The success of Scream prompted me to go back and see some of Wes Craven’s earliest work and that was when I finally discovered one of the cruelest, most depraved horror films ever made, The Last House on the Left (1972). The film follows a pack of sadistic criminals who rape and murder two young girls only to end up spending the night with the family of one of their victims. When the parents learn the identities of those sleeping under their roof, they turn the full fury of their wrath on their guests with horrifying results. I had no idea at the time that the movie was based on Ingmar Bergman’s classic film The Virgin Spring (1960). All I knew was that this was unlike any horror film I had ever seen before. Even more incredible was the fact that the movie was Craven’s first feature film. Craven had been brought up in a strict Baptist family and had been taught that all movies were sinful.
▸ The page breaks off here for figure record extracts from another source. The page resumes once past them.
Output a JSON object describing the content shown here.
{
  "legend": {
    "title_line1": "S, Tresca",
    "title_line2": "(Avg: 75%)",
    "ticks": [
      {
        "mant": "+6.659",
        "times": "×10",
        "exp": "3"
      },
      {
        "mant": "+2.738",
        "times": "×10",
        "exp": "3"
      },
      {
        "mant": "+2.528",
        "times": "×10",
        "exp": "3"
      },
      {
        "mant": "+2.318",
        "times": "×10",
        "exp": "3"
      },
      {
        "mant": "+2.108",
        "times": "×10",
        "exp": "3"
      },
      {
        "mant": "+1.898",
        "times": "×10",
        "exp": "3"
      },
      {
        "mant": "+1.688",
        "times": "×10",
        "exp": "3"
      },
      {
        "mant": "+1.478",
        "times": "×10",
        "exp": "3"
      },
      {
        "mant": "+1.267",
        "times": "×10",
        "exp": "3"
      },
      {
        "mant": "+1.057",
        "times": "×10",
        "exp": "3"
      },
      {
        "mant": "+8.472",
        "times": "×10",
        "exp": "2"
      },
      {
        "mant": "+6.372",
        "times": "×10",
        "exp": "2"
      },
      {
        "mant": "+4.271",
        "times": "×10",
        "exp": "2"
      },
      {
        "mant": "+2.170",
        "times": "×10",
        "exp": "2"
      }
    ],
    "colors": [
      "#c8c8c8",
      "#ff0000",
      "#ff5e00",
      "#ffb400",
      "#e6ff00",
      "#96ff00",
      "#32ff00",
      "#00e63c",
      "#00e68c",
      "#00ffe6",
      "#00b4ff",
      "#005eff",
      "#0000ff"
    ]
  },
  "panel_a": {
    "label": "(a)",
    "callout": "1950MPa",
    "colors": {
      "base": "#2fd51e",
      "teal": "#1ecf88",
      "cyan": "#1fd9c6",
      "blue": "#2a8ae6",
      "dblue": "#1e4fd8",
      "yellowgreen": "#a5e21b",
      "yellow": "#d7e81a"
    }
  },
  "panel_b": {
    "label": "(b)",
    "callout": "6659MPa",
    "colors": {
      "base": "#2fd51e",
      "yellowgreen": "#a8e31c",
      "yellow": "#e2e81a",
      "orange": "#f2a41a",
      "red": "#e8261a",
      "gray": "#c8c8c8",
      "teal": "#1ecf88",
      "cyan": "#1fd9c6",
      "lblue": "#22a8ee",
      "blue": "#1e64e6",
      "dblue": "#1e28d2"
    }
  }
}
He did not see his first movie, To Kill a Mockingbird, until well into his 20s. Knowing this, The Last House on the Left almost comes across as a cathartic act of therapy where Craven effectively shrugged off the ignorant, superstitious teachings of his childhood and decided to carve his own path (pun very much intended). In the interview linked below, Craven describes how he broke the law and added a fake R-rating to the film to sneak it into the theaters after the MPAA requested massive cuts to the film. The 1970s are renowned for their brutal, gory horror films but The Last House on the Left makes most of them feel like Bambi by comparison.
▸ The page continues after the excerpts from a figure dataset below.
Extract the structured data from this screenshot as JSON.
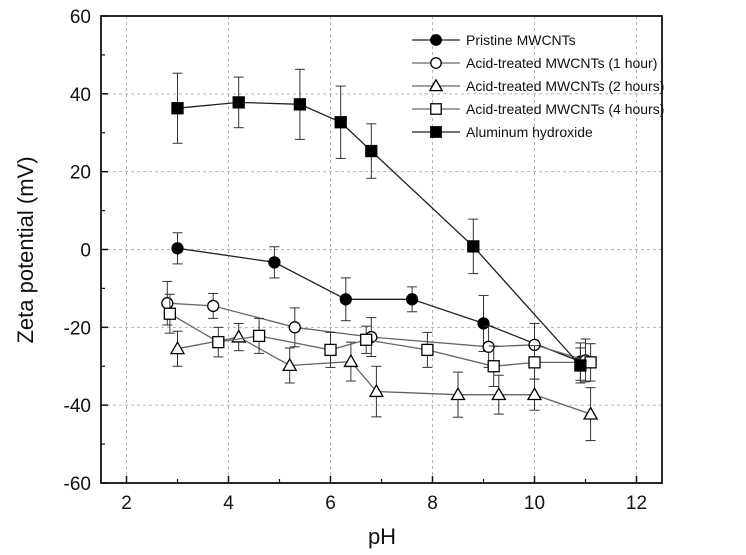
{
  "chart_data": {
    "type": "line",
    "title": "",
    "xlabel": "pH",
    "ylabel": "Zeta potential (mV)",
    "xlim": [
      1.5,
      12.5
    ],
    "ylim": [
      -60,
      60
    ],
    "xticks": [
      2,
      4,
      6,
      8,
      10,
      12
    ],
    "yticks": [
      -60,
      -40,
      -20,
      0,
      20,
      40,
      60
    ],
    "xtick_labels": [
      "2",
      "4",
      "6",
      "8",
      "10",
      "12"
    ],
    "ytick_labels": [
      "-60",
      "-40",
      "-20",
      "0",
      "20",
      "40",
      "60"
    ],
    "grid": true,
    "legend_position": "top-right",
    "series": [
      {
        "name": "Pristine MWCNTs",
        "marker": "filled-circle",
        "points": [
          {
            "x": 3.0,
            "y": 0.3,
            "err": 4.0
          },
          {
            "x": 4.9,
            "y": -3.3,
            "err": 4.0
          },
          {
            "x": 6.3,
            "y": -12.8,
            "err": 5.5
          },
          {
            "x": 7.6,
            "y": -12.8,
            "err": 3.2
          },
          {
            "x": 9.0,
            "y": -19.0,
            "err": 7.2
          },
          {
            "x": 10.9,
            "y": -28.8,
            "err": 4.8
          }
        ]
      },
      {
        "name": "Acid-treated MWCNTs (1 hour)",
        "marker": "open-circle",
        "points": [
          {
            "x": 2.8,
            "y": -13.8,
            "err": 5.6
          },
          {
            "x": 3.7,
            "y": -14.5,
            "err": 3.2
          },
          {
            "x": 5.3,
            "y": -20.0,
            "err": 5.0
          },
          {
            "x": 6.8,
            "y": -22.5,
            "err": 5.0
          },
          {
            "x": 9.1,
            "y": -25.0,
            "err": 5.3
          },
          {
            "x": 10.0,
            "y": -24.5,
            "err": 5.5
          },
          {
            "x": 11.0,
            "y": -28.5,
            "err": 5.5
          }
        ]
      },
      {
        "name": "Acid-treated MWCNTs (2 hours)",
        "marker": "open-triangle",
        "points": [
          {
            "x": 3.0,
            "y": -25.5,
            "err": 4.5
          },
          {
            "x": 4.2,
            "y": -22.5,
            "err": 3.5
          },
          {
            "x": 5.2,
            "y": -29.8,
            "err": 4.5
          },
          {
            "x": 6.4,
            "y": -28.8,
            "err": 5.0
          },
          {
            "x": 6.9,
            "y": -36.5,
            "err": 6.5
          },
          {
            "x": 8.5,
            "y": -37.3,
            "err": 5.8
          },
          {
            "x": 9.3,
            "y": -37.3,
            "err": 5.0
          },
          {
            "x": 10.0,
            "y": -37.3,
            "err": 4.0
          },
          {
            "x": 11.1,
            "y": -42.3,
            "err": 6.8
          }
        ]
      },
      {
        "name": "Acid-treated MWCNTs (4 hours)",
        "marker": "open-square",
        "points": [
          {
            "x": 2.85,
            "y": -16.5,
            "err": 5.0
          },
          {
            "x": 3.8,
            "y": -23.8,
            "err": 3.8
          },
          {
            "x": 4.6,
            "y": -22.2,
            "err": 4.5
          },
          {
            "x": 6.0,
            "y": -25.8,
            "err": 4.5
          },
          {
            "x": 6.7,
            "y": -23.2,
            "err": 3.5
          },
          {
            "x": 7.9,
            "y": -25.8,
            "err": 4.5
          },
          {
            "x": 9.2,
            "y": -30.0,
            "err": 5.2
          },
          {
            "x": 10.0,
            "y": -29.0,
            "err": 4.3
          },
          {
            "x": 11.1,
            "y": -29.0,
            "err": 4.8
          }
        ]
      },
      {
        "name": "Aluminum hydroxide",
        "marker": "filled-square",
        "points": [
          {
            "x": 3.0,
            "y": 36.3,
            "err": 9.0
          },
          {
            "x": 4.2,
            "y": 37.8,
            "err": 6.5
          },
          {
            "x": 5.4,
            "y": 37.3,
            "err": 9.0
          },
          {
            "x": 6.2,
            "y": 32.7,
            "err": 9.3
          },
          {
            "x": 6.8,
            "y": 25.3,
            "err": 7.0
          },
          {
            "x": 8.8,
            "y": 0.8,
            "err": 7.0
          },
          {
            "x": 10.9,
            "y": -29.8,
            "err": 4.5
          }
        ]
      }
    ]
  }
}
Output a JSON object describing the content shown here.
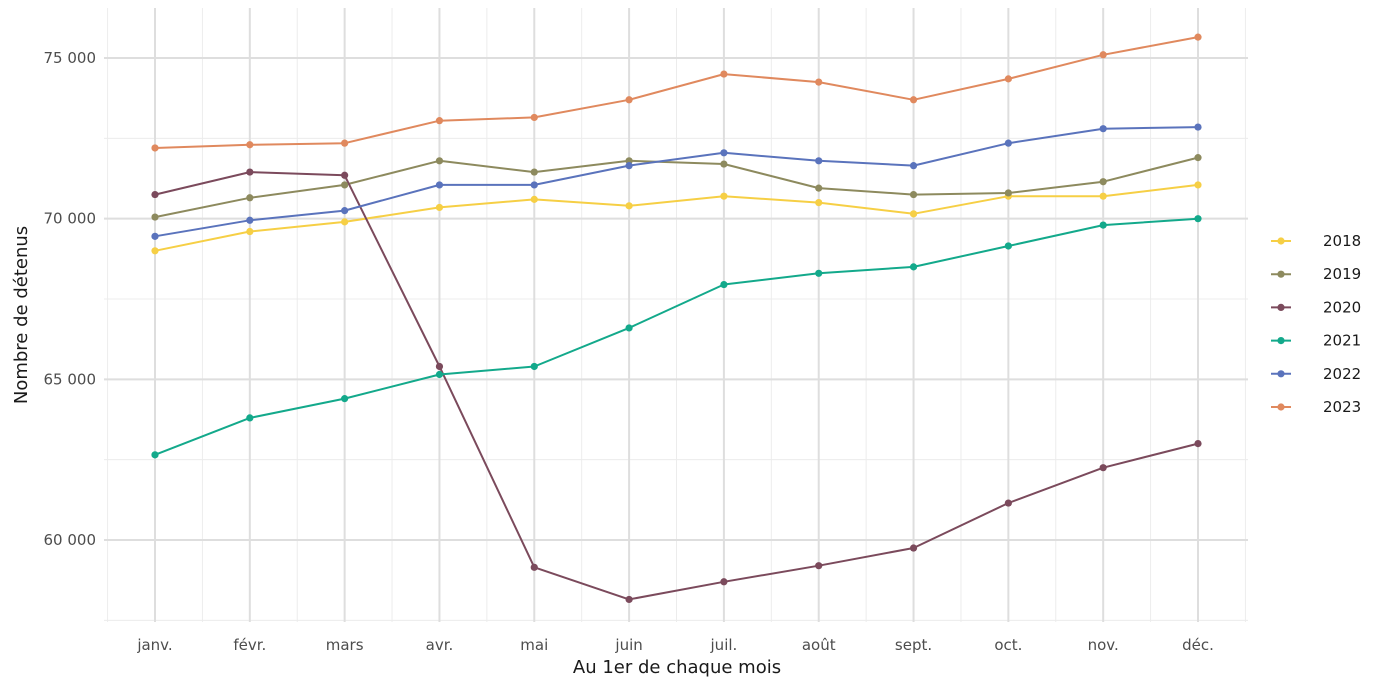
{
  "chart_data": {
    "type": "line",
    "xlabel": "Au 1er de chaque mois",
    "ylabel": "Nombre de détenus",
    "categories": [
      "janv.",
      "févr.",
      "mars",
      "avr.",
      "mai",
      "juin",
      "juil.",
      "août",
      "sept.",
      "oct.",
      "nov.",
      "déc."
    ],
    "ylim": [
      57500,
      76500
    ],
    "y_ticks": [
      60000,
      65000,
      70000,
      75000
    ],
    "y_tick_labels": [
      "60 000",
      "65 000",
      "70 000",
      "75 000"
    ],
    "grid": true,
    "legend_position": "right",
    "series": [
      {
        "name": "2018",
        "color": "#f6cf45",
        "values": [
          69000,
          69600,
          69900,
          70350,
          70600,
          70400,
          70700,
          70500,
          70150,
          70700,
          70700,
          71050
        ]
      },
      {
        "name": "2019",
        "color": "#8d8a5e",
        "values": [
          70050,
          70650,
          71050,
          71800,
          71450,
          71800,
          71700,
          70950,
          70750,
          70800,
          71150,
          71900
        ]
      },
      {
        "name": "2020",
        "color": "#7b4a5c",
        "values": [
          70750,
          71450,
          71350,
          65400,
          59150,
          58150,
          58700,
          59200,
          59750,
          61150,
          62250,
          63000
        ]
      },
      {
        "name": "2021",
        "color": "#13a98b",
        "values": [
          62650,
          63800,
          64400,
          65150,
          65400,
          66600,
          67950,
          68300,
          68500,
          69150,
          69800,
          70000
        ]
      },
      {
        "name": "2022",
        "color": "#5a73bc",
        "values": [
          69450,
          69950,
          70250,
          71050,
          71050,
          71650,
          72050,
          71800,
          71650,
          72350,
          72800,
          72850
        ]
      },
      {
        "name": "2023",
        "color": "#e0895e",
        "values": [
          72200,
          72300,
          72350,
          73050,
          73150,
          73700,
          74500,
          74250,
          73700,
          74350,
          75100,
          75650
        ]
      }
    ]
  }
}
I am embarrassed to admit that I had no idea that Wes Craven was sick with cancer until I learned of his death yesterday. After seeing movies like Music of the Heart (1999) I had gradually lost interest in his work but now that he is gone, I am ashamed that I ever allowed my support for him to slide during the 21st century. Few filmmakers ever have the opportunity to make even one film that withstands the test of time but Wes Craven continued to reinvent himself repeatedly in the horror genre and stayed relevant for several decades. The horror genre has yielded so many great filmmakers over the years including Tobe Hooper, James Whale, John Carpenter, Tod Browning, Dario Argento, Jacques Tourneur, George A. Romero, Lucio Fulci, David Cronenberg and Mario Bava. Wes Craven without question deserves a place of honor in their company. I get especially sentimental about my love for Wes Craven’s work because it comes from an innocent time in my life where all I cared about was the movie itself. It is an important reminder. As much as I love film history, the film industry and tales from the trenches of film sets, every once in a while I need to remember to pull my head out of my own ass and just enjoy pure, raw cinema for its own sake, which in the end is what filmmaking is all about.